Mania: Obsessive, selfish Love

          But irrespective of etiology and ultimate classification, love, like all other deeply embedded emotional responses, will only survive and grow after its acceptance by the ego, and unless the individual is able to truly love himself deeply, he cannot hope to show love to anyone or anything. It will not be possible to find the compassion or the caring he needed to show others without first finding them within himself. And without this, any expression of love will only be purely self-seeking and manipulative.

           Behavioral psychologists generally agree that the expression of love is a complex interplay of three essential emotional components, connection, intimacy and passion, and each one of the different types will show strength in a predictable direction; the sexually motivated love will be high in passion and intimacy, the family and friendship love will show more intimacy and connection, and the others will be predominantly motivated by various degrees of passion and connection.  This explains why the expression of love by each individual is not only predictable and constant, but also different from that of any other person.

          Human beings, by their very nature, are social beings and as such, are naturally wired to search out and form relationships. Love is nature’s yardstick used to measure and express this need, and to find answers for satisfying them. The primary purpose for the expression of love therefore, is the fulfillment of a subconscious need to find happiness and satisfaction. Since no happiness can survive in the presence of suspicion and distrust, then in the absence of love, the opportunity to share and to care is removed, and with it, the opportunity to be able to show and feel happy. For love to be genuine and lasting however, it must never be as a result of some special need or attribute of the other, but always begin with personal need.
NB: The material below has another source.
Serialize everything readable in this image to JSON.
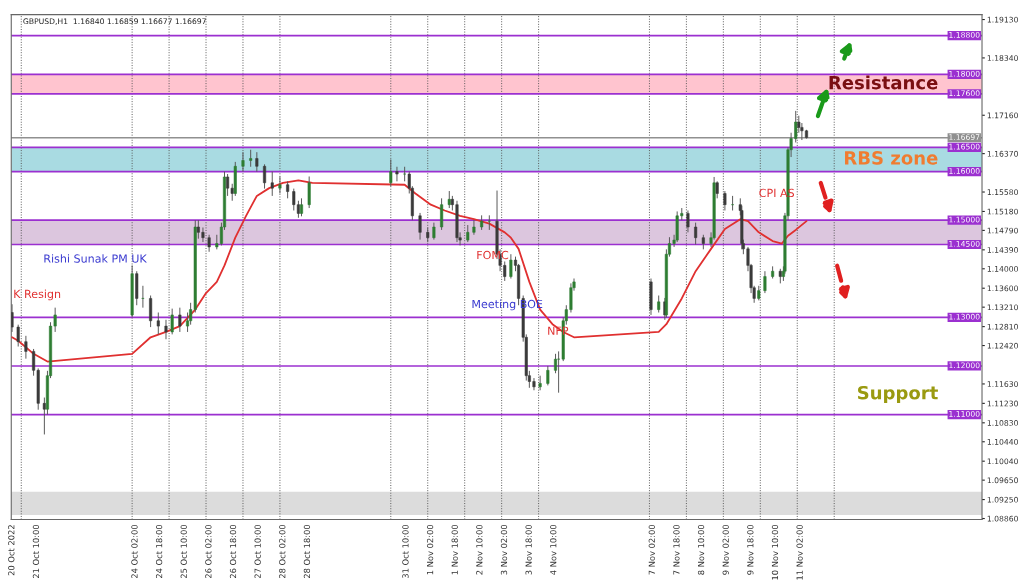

           True love therefore must always begin by being “selfish”, for without the initial urge to satisfy the ego, it would be impossible to find the drive needed to share oneself with anything else. Love therefore can only be meaningful and prosper, if it is anchored by an inner feeling for caring and compassion and will only survive if this feeling is likewise reciprocated. This therefore is the real reason for love. It will only survive when there exists both a mutual attraction, and an opportunity to fulfill the deepest needs of the individual’s ego. This I believe what the Dalai Lama was alluding to when he stated:

“By nature, every human being loves himself. But by sharing with another, you build your own happiness.”

 

         When this principle is clearly understood, it will become easier to appreciate why love appears to be so difficult to understand and to predict. Physical attraction actually plays a minor, mainly introductory role, but the main stimulus for a successful outcome will always be found buried in the individual’s ego. Perhaps the great ancient Chinese philosopher, Confucius, would have been more correct had he more accurately observed that:

 “Love is only in the eye of the beholder.”

-For unless the beholder is sufficiently moved, he will have little opportunity to set in motion the appropriate actions needed to convert need into love.